Should You Buy PixelJunk SideScroller? Yes

PixelJunk SideScroller is the latest PS3 title from Q-Games. The Kyoto-based game studio continues to churn out high quality digital games for the PS3 under its PixelJunk banner. SideScroller is a vector-infused side-scrolling shooter.

You shoot at enemies with one of three weapons you have, which you can ungrade through power-ups. The game scrolls as you play. You shoot. If you’ve played classic side-scrollers like Gradius, you’ll be on familiar ground. That’s doesn’t mean this game is a retro rehash–not at all.

Brian Ashcraft, who has found his new favourite shooter: Man, this is a good game. PixelJunk continuously surprises and delights as it effortlessly leaps from genre to genre, producing not only incredibly-polished, but wonderfully-inventive takes on familiar favourites. Yes, this is a side-scroller, but it’s unlike any side-scroller I’ve ever played.

There are the obligatory giant bosses and haze of projectiles, but the game incorporates elements like solids and liquids, fire and ice in a compelling and interesting way that makes the game more than simply shooting at something and having it blow-up.

Yet, even just as a pure shooter — and I love these types of shooters — SideScroller delivers and dazzles. The enemies are familiar, but still fresh. And the giant bosses are… giant.

My favourite thing about Q-Games is the obsessive attention to detail and the way they make everything just so. These titles are made by people obsessed with making high-quality games. It’s at a level that’s rarely seen outside of Nintendo games and every PixelJunk game I fire up, I can’t help but think that I’m playing something special.

The flourishes, from a retro arcade monitor to the “Insert Coin” prompt, create an arcade experience you never had, but only wish you could have. All this, and it’s set to some truly chill music. I’ve always enjoyed unwinding to shooters, and PixelJunk: SideScroller is my new relax remedy. So is it worth picking up? Yes.

Evan Narcisse, non-player who thinks that PixelJunk Eden is a woefully under-appreciated gem of a game with a killer soundtrack: I have a sad, shameful story with SideScroller, which is that I’ve just kinda not made time for it. The last few times Sony’s done media tours in NYC, I’ve had every intention to give a thorough hands-on but have gottten caught up in other stuff. I do know that it’s the game that the characters play inside of the PixelJunk Shooter fiction. I saw it as Chris was capturing the video for yesterday’s piece but was too busy to actually pick up the Dualshock.

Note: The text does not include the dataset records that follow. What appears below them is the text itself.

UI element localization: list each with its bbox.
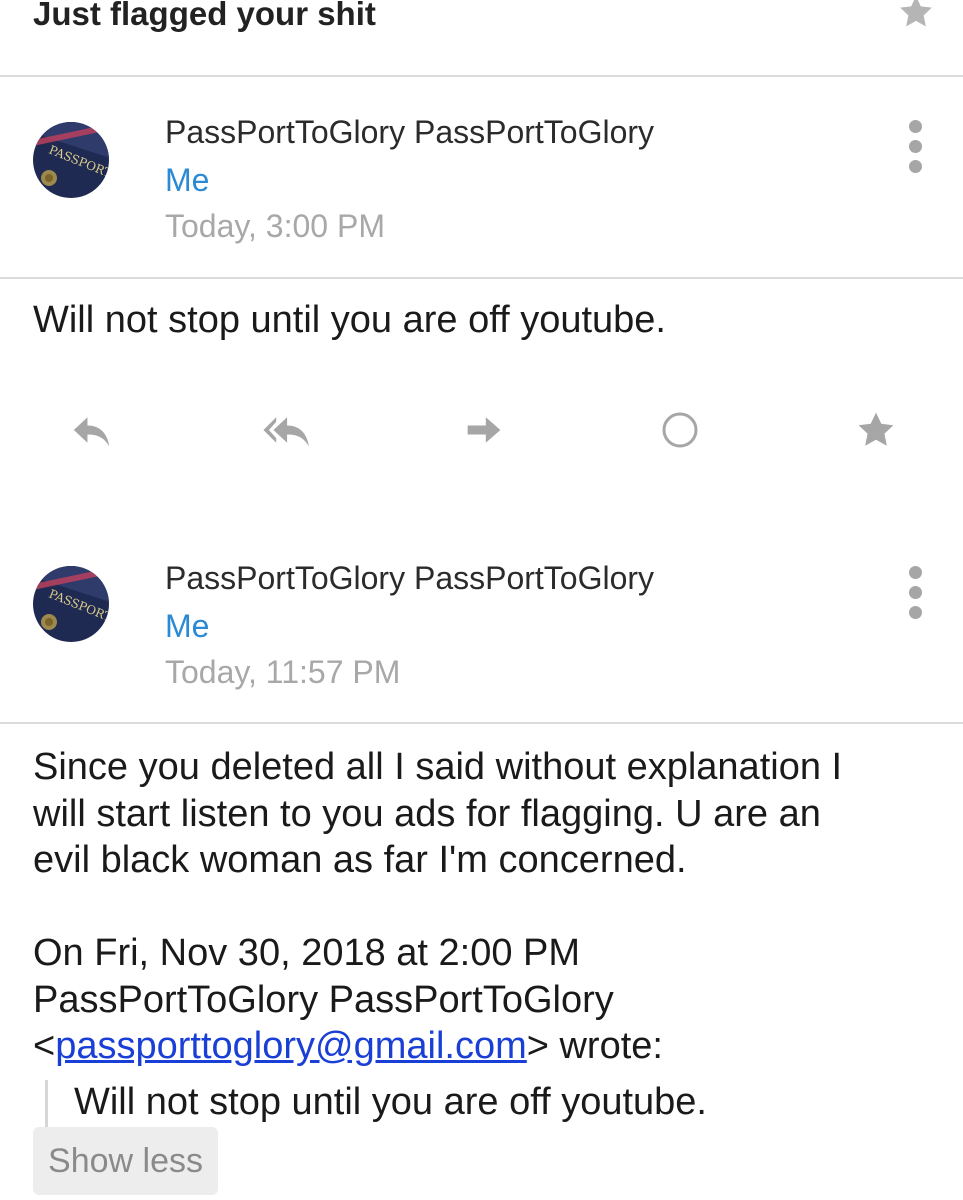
forward-button[interactable] (454, 400, 514, 460)
message-actions (0, 400, 963, 464)
message-header[interactable]: PASSPORT PassPortToGlory PassPortToGlory… (0, 78, 963, 278)
message-header[interactable]: PASSPORT PassPortToGlory PassPortToGlory… (0, 524, 963, 724)
quoted-email-close: > wrote: (526, 1025, 663, 1067)
body-line: evil black woman as far I'm concerned. (33, 839, 687, 881)
reply-icon (73, 417, 110, 447)
star-icon[interactable] (896, 0, 936, 32)
message-body: Since you deleted all I said without exp… (33, 744, 943, 1070)
sender-name: PassPortToGlory PassPortToGlory (165, 560, 655, 596)
reply-all-button[interactable] (258, 400, 318, 460)
avatar: PASSPORT (33, 566, 109, 642)
body-line: Since you deleted all I said without exp… (33, 746, 843, 788)
quoted-email-line: <passporttoglory@gmail.com> wrote: (33, 1023, 943, 1070)
quoted-sender: PassPortToGlory PassPortToGlory (33, 978, 614, 1021)
star-button[interactable] (846, 400, 906, 460)
timestamp: Today, 11:57 PM (165, 654, 401, 690)
reply-all-icon (263, 417, 309, 447)
message-body: Will not stop until you are off youtube. (33, 299, 666, 341)
sender-name: PassPortToGlory PassPortToGlory (165, 114, 655, 150)
more-vert-icon[interactable] (900, 120, 930, 174)
more-vert-icon[interactable] (900, 566, 930, 620)
email-link[interactable]: passporttoglory@gmail.com (55, 1025, 527, 1067)
quoted-text: Will not stop until you are off youtube. (45, 1080, 707, 1128)
reply-button[interactable] (62, 400, 122, 460)
email-subject: Just flagged your shit (33, 0, 376, 32)
show-less-button[interactable]: Show less (33, 1127, 218, 1195)
timestamp: Today, 3:00 PM (165, 208, 385, 244)
circle-icon (662, 412, 698, 448)
mark-unread-button[interactable] (650, 400, 710, 460)
avatar: PASSPORT (33, 122, 109, 198)
divider (0, 277, 963, 279)
star-icon (858, 412, 894, 446)
subject-bar: Just flagged your shit (0, 0, 963, 77)
quoted-header: On Fri, Nov 30, 2018 at 2:00 PM (33, 932, 581, 974)
quoted-email-open: < (33, 1025, 56, 1067)
recipient-name[interactable]: Me (165, 160, 209, 200)
divider (0, 722, 963, 724)
body-line: will start listen to you ads for flaggin… (33, 792, 821, 835)
recipient-name[interactable]: Me (165, 606, 209, 646)
forward-icon (467, 417, 501, 443)
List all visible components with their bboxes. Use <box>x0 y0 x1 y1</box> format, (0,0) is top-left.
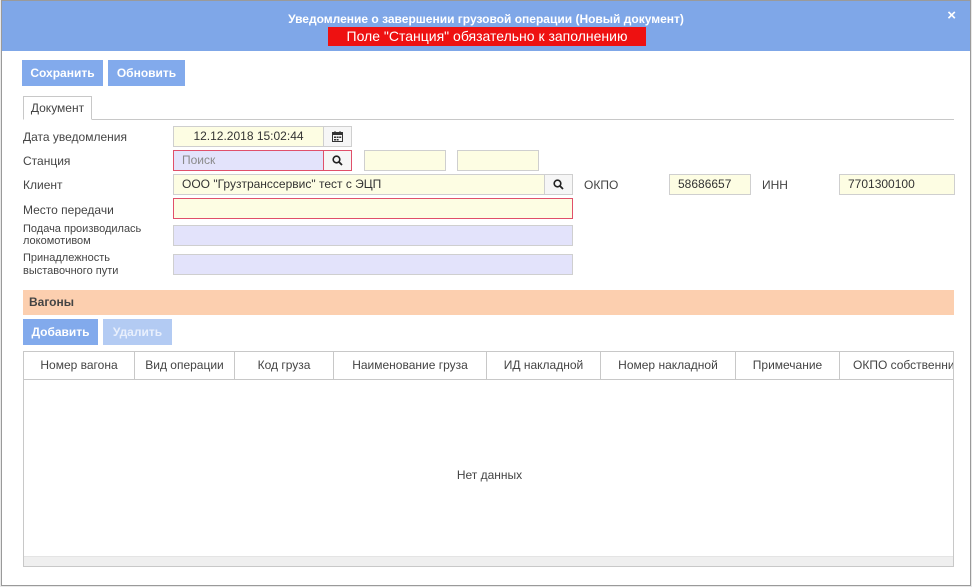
save-button[interactable]: Сохранить <box>22 60 103 86</box>
grid-header: Номер вагона Вид операции Код груза Наим… <box>24 352 953 380</box>
dialog-titlebar: Уведомление о завершении грузовой операц… <box>2 1 970 51</box>
col-cargo-code[interactable]: Код груза <box>235 352 334 379</box>
col-note[interactable]: Примечание <box>736 352 840 379</box>
calendar-icon <box>332 131 343 142</box>
station-label: Станция <box>23 154 71 168</box>
dialog-title: Уведомление о завершении грузовой операц… <box>288 12 684 26</box>
station-extra-field[interactable] <box>457 150 539 171</box>
col-operation-type[interactable]: Вид операции <box>135 352 235 379</box>
station-code-field[interactable] <box>364 150 446 171</box>
track-label-line2: выставочного пути <box>23 265 119 277</box>
col-cargo-name[interactable]: Наименование груза <box>334 352 487 379</box>
search-icon <box>553 179 564 190</box>
place-input[interactable] <box>173 198 573 219</box>
inn-label: ИНН <box>762 178 788 192</box>
loco-label-line2: локомотивом <box>23 235 91 247</box>
station-search-button[interactable] <box>323 150 352 171</box>
col-wagon-number[interactable]: Номер вагона <box>24 352 135 379</box>
client-label: Клиент <box>23 178 63 192</box>
calendar-button[interactable] <box>323 126 352 147</box>
col-waybill-number[interactable]: Номер накладной <box>601 352 736 379</box>
tab-document[interactable]: Документ <box>23 96 92 120</box>
loco-input[interactable] <box>173 225 573 246</box>
track-input[interactable] <box>173 254 573 275</box>
date-label: Дата уведомления <box>23 130 127 144</box>
grid-horizontal-scrollbar[interactable] <box>24 556 953 566</box>
dialog-window: Уведомление о завершении грузовой операц… <box>1 0 971 586</box>
client-input[interactable]: ООО "Грузтранссервис" тест с ЭЦП <box>173 174 545 195</box>
col-owner-okpo[interactable]: ОКПО собственника <box>840 352 953 379</box>
search-icon <box>332 155 343 166</box>
validation-error-message: Поле "Станция" обязательно к заполнению <box>328 27 646 46</box>
okpo-field[interactable]: 58686657 <box>669 174 751 195</box>
station-search-input[interactable]: Поиск <box>173 150 324 171</box>
place-label: Место передачи <box>23 203 114 217</box>
delete-wagon-button[interactable]: Удалить <box>103 319 172 345</box>
col-waybill-id[interactable]: ИД накладной <box>487 352 601 379</box>
add-wagon-button[interactable]: Добавить <box>23 319 98 345</box>
inn-field[interactable]: 7701300100 <box>839 174 955 195</box>
track-label-line1: Принадлежность <box>23 252 111 264</box>
date-input[interactable]: 12.12.2018 15:02:44 <box>173 126 324 147</box>
refresh-button[interactable]: Обновить <box>108 60 185 86</box>
loco-label-line1: Подача производилась <box>23 223 142 235</box>
client-search-button[interactable] <box>544 174 573 195</box>
wagons-section-header: Вагоны <box>23 290 954 315</box>
tab-strip-divider <box>23 119 954 120</box>
wagons-grid: Номер вагона Вид операции Код груза Наим… <box>23 351 954 567</box>
okpo-label: ОКПО <box>584 178 619 192</box>
grid-empty-message: Нет данных <box>456 468 523 482</box>
close-icon[interactable]: × <box>947 8 956 24</box>
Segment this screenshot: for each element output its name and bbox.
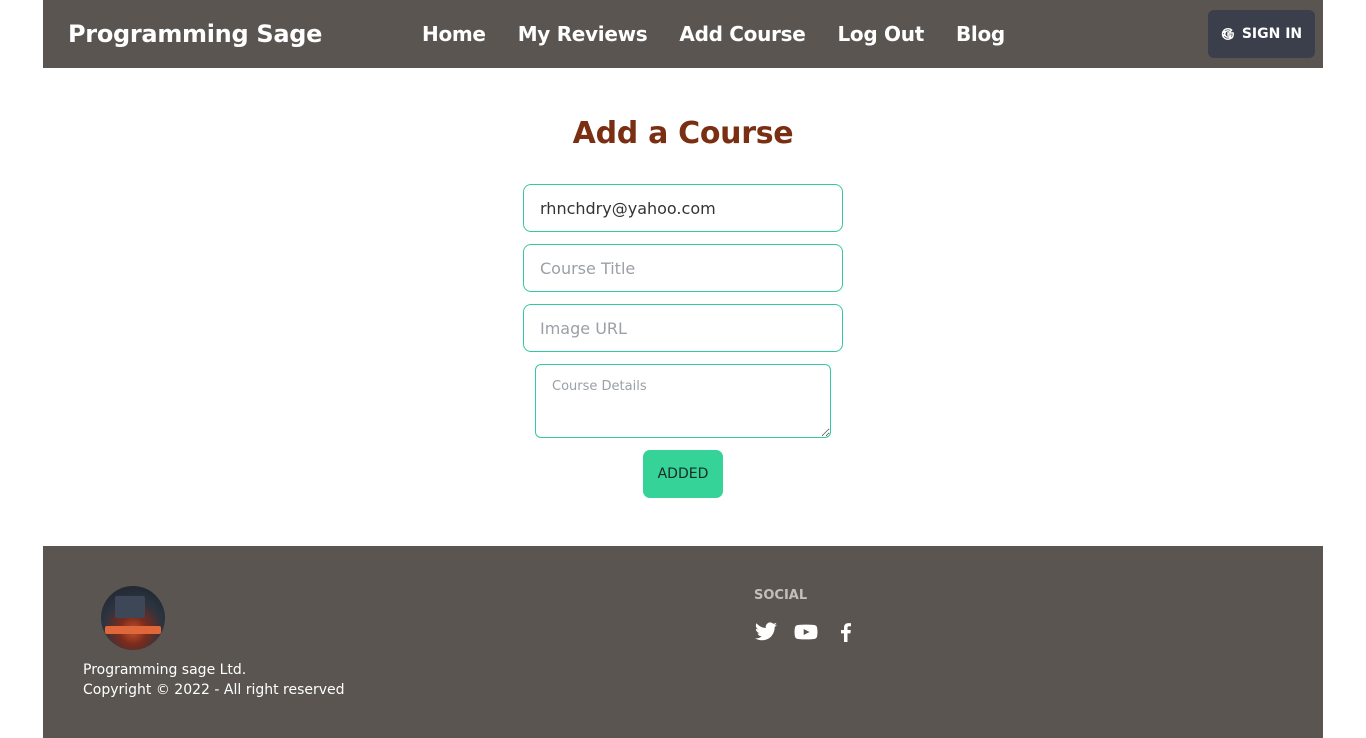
company-info: Programming sage Ltd. Copyright © 2022 -… (83, 660, 345, 700)
logo-screen-shape (115, 596, 145, 618)
sign-in-label: SIGN IN (1241, 26, 1303, 42)
sign-in-button[interactable]: SIGN IN (1208, 10, 1315, 58)
twitter-icon[interactable] (754, 620, 778, 644)
nav-link-blog[interactable]: Blog (956, 22, 1005, 46)
nav-link-home[interactable]: Home (422, 22, 486, 46)
copyright-text: Copyright © 2022 - All right reserved (83, 682, 345, 698)
footer-logo-avatar (101, 586, 165, 650)
facebook-icon[interactable] (834, 620, 858, 644)
add-course-submit-button[interactable]: ADDED (643, 450, 723, 498)
youtube-icon[interactable] (794, 620, 818, 644)
logo-desk-shape (105, 626, 161, 634)
footer: Programming sage Ltd. Copyright © 2022 -… (43, 546, 1323, 738)
navbar: Programming Sage Home My Reviews Add Cou… (43, 0, 1323, 68)
course-details-textarea[interactable] (535, 364, 831, 438)
email-field[interactable] (523, 184, 843, 232)
image-url-input[interactable] (523, 304, 843, 352)
social-heading: SOCIAL (754, 588, 808, 603)
nav-links: Home My Reviews Add Course Log Out Blog (422, 22, 1005, 46)
course-title-input[interactable] (523, 244, 843, 292)
nav-link-add-course[interactable]: Add Course (679, 22, 805, 46)
nav-link-log-out[interactable]: Log Out (837, 22, 924, 46)
page-title: Add a Course (572, 116, 794, 151)
company-name: Programming sage Ltd. (83, 662, 247, 678)
brand-logo[interactable]: Programming Sage (68, 20, 322, 48)
google-icon (1221, 28, 1234, 40)
page-frame: Programming Sage Home My Reviews Add Cou… (43, 0, 1323, 738)
social-icons (754, 620, 858, 644)
nav-link-my-reviews[interactable]: My Reviews (518, 22, 648, 46)
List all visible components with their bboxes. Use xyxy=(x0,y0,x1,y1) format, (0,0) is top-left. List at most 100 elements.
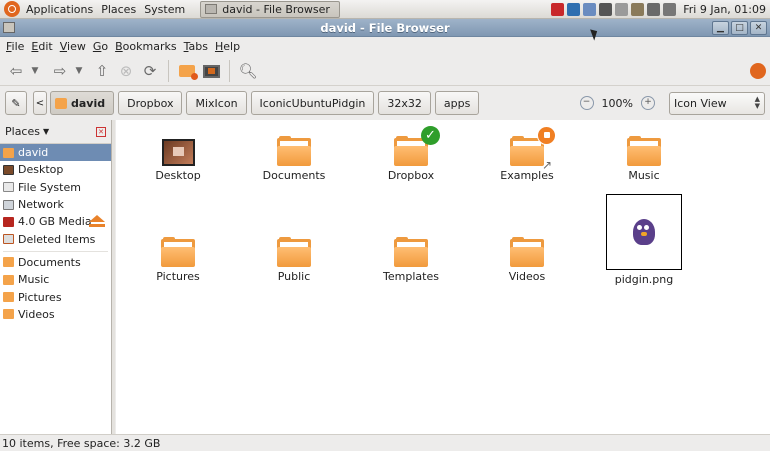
toolbar: ⇦ ▼ ⇨ ▼ ⇧ ⊗ ⟳ 🔍︎ xyxy=(0,57,770,86)
stop-icon[interactable]: ⊗ xyxy=(114,59,138,83)
menu-file[interactable]: File xyxy=(4,40,29,53)
menu-help[interactable]: Help xyxy=(213,40,245,53)
lock-emblem-icon xyxy=(537,126,556,145)
folder-icon: ↗ xyxy=(510,126,556,172)
window-menu-icon[interactable] xyxy=(3,22,15,33)
folder-icon xyxy=(394,237,428,267)
file-item-dropbox[interactable]: ✓ Dropbox xyxy=(355,126,467,182)
applications-menu[interactable]: Applications xyxy=(25,3,100,16)
places-sidebar: Places ▼ ✕ david Desktop File System Net… xyxy=(0,120,112,434)
desktop-icon xyxy=(3,164,14,175)
file-item-music[interactable]: Music xyxy=(588,136,700,182)
path-button-david[interactable]: david xyxy=(50,91,115,115)
zoom-in-icon[interactable]: + xyxy=(641,96,655,110)
top-panel: Applications Places System david - File … xyxy=(0,0,770,19)
clock[interactable]: Fri 9 Jan, 01:09 xyxy=(683,3,766,16)
file-label: Templates xyxy=(383,270,439,283)
search-icon[interactable]: 🔍︎ xyxy=(236,59,260,83)
network-icon xyxy=(3,199,14,210)
file-label: Dropbox xyxy=(387,169,435,182)
image-thumbnail xyxy=(606,194,682,270)
menu-tabs[interactable]: Tabs xyxy=(182,40,213,53)
sidebar-item-file-system[interactable]: File System xyxy=(0,179,111,196)
taskbar-window-button[interactable]: david - File Browser xyxy=(200,0,341,18)
drive-icon xyxy=(3,182,14,193)
path-scroll-left-button[interactable]: < xyxy=(33,91,47,115)
path-button-iconicubuntupidgin[interactable]: IconicUbuntuPidgin xyxy=(250,91,375,115)
places-menu[interactable]: Places xyxy=(100,3,143,16)
system-tray: Fri 9 Jan, 01:09 xyxy=(551,2,770,16)
folder-icon xyxy=(161,237,195,267)
computer-button[interactable] xyxy=(199,59,223,83)
sidebar-item-music[interactable]: Music xyxy=(0,271,111,288)
file-item-desktop[interactable]: Desktop xyxy=(122,136,234,182)
menu-bookmarks[interactable]: Bookmarks xyxy=(113,40,181,53)
sidebar-item-pictures[interactable]: Pictures xyxy=(0,288,111,305)
zoom-level[interactable]: 100% xyxy=(602,97,633,110)
file-item-public[interactable]: Public xyxy=(238,237,350,283)
forward-arrow-icon[interactable]: ⇨ xyxy=(48,59,72,83)
sidebar-item-documents[interactable]: Documents xyxy=(0,254,111,271)
close-button[interactable]: ✕ xyxy=(750,21,767,35)
path-button-32x32[interactable]: 32x32 xyxy=(378,91,431,115)
back-arrow-icon[interactable]: ⇦ xyxy=(4,59,28,83)
sidebar-header[interactable]: Places ▼ ✕ xyxy=(0,120,111,144)
menu-view[interactable]: View xyxy=(58,40,91,53)
sidebar-item-desktop[interactable]: Desktop xyxy=(0,161,111,178)
forward-history-chevron-icon[interactable]: ▼ xyxy=(72,59,86,83)
ubuntu-logo-icon[interactable] xyxy=(4,1,20,17)
sidebar-item-media[interactable]: 4.0 GB Media xyxy=(0,213,111,230)
path-button-mixicon[interactable]: MixIcon xyxy=(186,91,247,115)
sidebar-item-david[interactable]: david xyxy=(0,144,111,162)
update-notifier-icon[interactable] xyxy=(551,2,565,16)
file-label: pidgin.png xyxy=(614,273,674,286)
folder-icon xyxy=(3,292,14,303)
minimize-button[interactable]: ▁ xyxy=(712,21,729,35)
view-mode-select[interactable]: Icon View ▲ ▼ xyxy=(669,91,765,115)
symlink-arrow-icon: ↗ xyxy=(541,158,552,172)
sidebar-item-network[interactable]: Network xyxy=(0,196,111,213)
back-history-chevron-icon[interactable]: ▼ xyxy=(28,59,42,83)
icon-view[interactable]: Desktop Documents ✓ Dropbox ↗ Examples M… xyxy=(116,120,770,434)
battery-icon[interactable] xyxy=(615,2,629,16)
menu-go[interactable]: Go xyxy=(91,40,113,53)
toggle-location-entry-button[interactable]: ✎ xyxy=(5,91,27,115)
file-label: Desktop xyxy=(155,169,201,182)
folder-icon xyxy=(277,136,311,166)
file-item-examples[interactable]: ↗ Examples xyxy=(471,126,583,182)
sidebar-resize-handle[interactable] xyxy=(112,120,115,434)
file-item-documents[interactable]: Documents xyxy=(238,136,350,182)
sync-ok-emblem-icon: ✓ xyxy=(421,126,440,145)
network-signal-icon[interactable] xyxy=(599,2,613,16)
sidebar-mode-label: Places xyxy=(5,125,40,138)
file-item-templates[interactable]: Templates xyxy=(355,237,467,283)
reload-icon[interactable]: ⟳ xyxy=(138,59,162,83)
zoom-out-icon[interactable]: − xyxy=(579,96,594,110)
up-arrow-icon[interactable]: ⇧ xyxy=(90,59,114,83)
window-titlebar[interactable]: david - File Browser ▁ □ ✕ xyxy=(0,19,770,37)
file-item-pictures[interactable]: Pictures xyxy=(122,237,234,283)
mail-icon[interactable] xyxy=(647,2,661,16)
computer-icon xyxy=(202,64,220,78)
bluetooth-icon[interactable] xyxy=(583,2,597,16)
home-folder-icon xyxy=(55,97,67,109)
power-icon[interactable] xyxy=(631,2,645,16)
path-button-dropbox[interactable]: Dropbox xyxy=(118,91,183,115)
file-item-videos[interactable]: Videos xyxy=(471,237,583,283)
file-item-pidgin-png[interactable]: pidgin.png xyxy=(588,194,700,286)
volume-icon[interactable] xyxy=(663,2,677,16)
home-folder-button[interactable] xyxy=(175,59,199,83)
dropbox-tray-icon[interactable] xyxy=(567,2,581,16)
file-label: Documents xyxy=(262,169,326,182)
maximize-button[interactable]: □ xyxy=(731,21,748,35)
system-menu[interactable]: System xyxy=(143,3,192,16)
close-sidebar-icon[interactable]: ✕ xyxy=(96,127,106,137)
menu-edit[interactable]: Edit xyxy=(29,40,57,53)
taskbar-window-label: david - File Browser xyxy=(222,2,330,16)
eject-icon[interactable] xyxy=(89,215,105,228)
folder-icon xyxy=(3,274,14,285)
edit-pencil-icon: ✎ xyxy=(11,96,21,110)
sidebar-item-deleted-items[interactable]: Deleted Items xyxy=(0,230,111,247)
path-button-apps[interactable]: apps xyxy=(434,91,480,115)
sidebar-item-videos[interactable]: Videos xyxy=(0,306,111,323)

Nevertheless, it re-kindled all my old love of Robotron 2084 and Defender. I love the meta-approach to presentation they’ve taken and it seems like the experience should fall in line with the rest of Q-Games’ well-crafted library. Yes, that’s a yes. Yes.

Stephen Totilo, who never met a PixelJunk game he could bring himself to dislike: The thing about games from the people at Q-Games is that they simultaneously exhibit very good, fundamentally-sound gameplay and a modern, stylish appreciation for early gaming aesthetics. With SideScroller they’ve made a game that plays like an 80s or 90s pattern-based fast-scolling arcade shoot-em-up, looks like it’s running in an old monitor full of scan lines and sounds, thanks to the Japanese voice-actress calling out your weapon changes and the excellent, driving soundtrack, like you’re doing something cool while you’re playing the game.

This is the total package of retro-chic style and substance. I only needed to play three levels to fall for what is now one of my favourite PlayStation 3 games of the year. Plus: it passed the wife test. My wife thought it was cool, and doesn’t think that many games that I play are cool. She played it and wants to play it more. Should you buy it? Yes.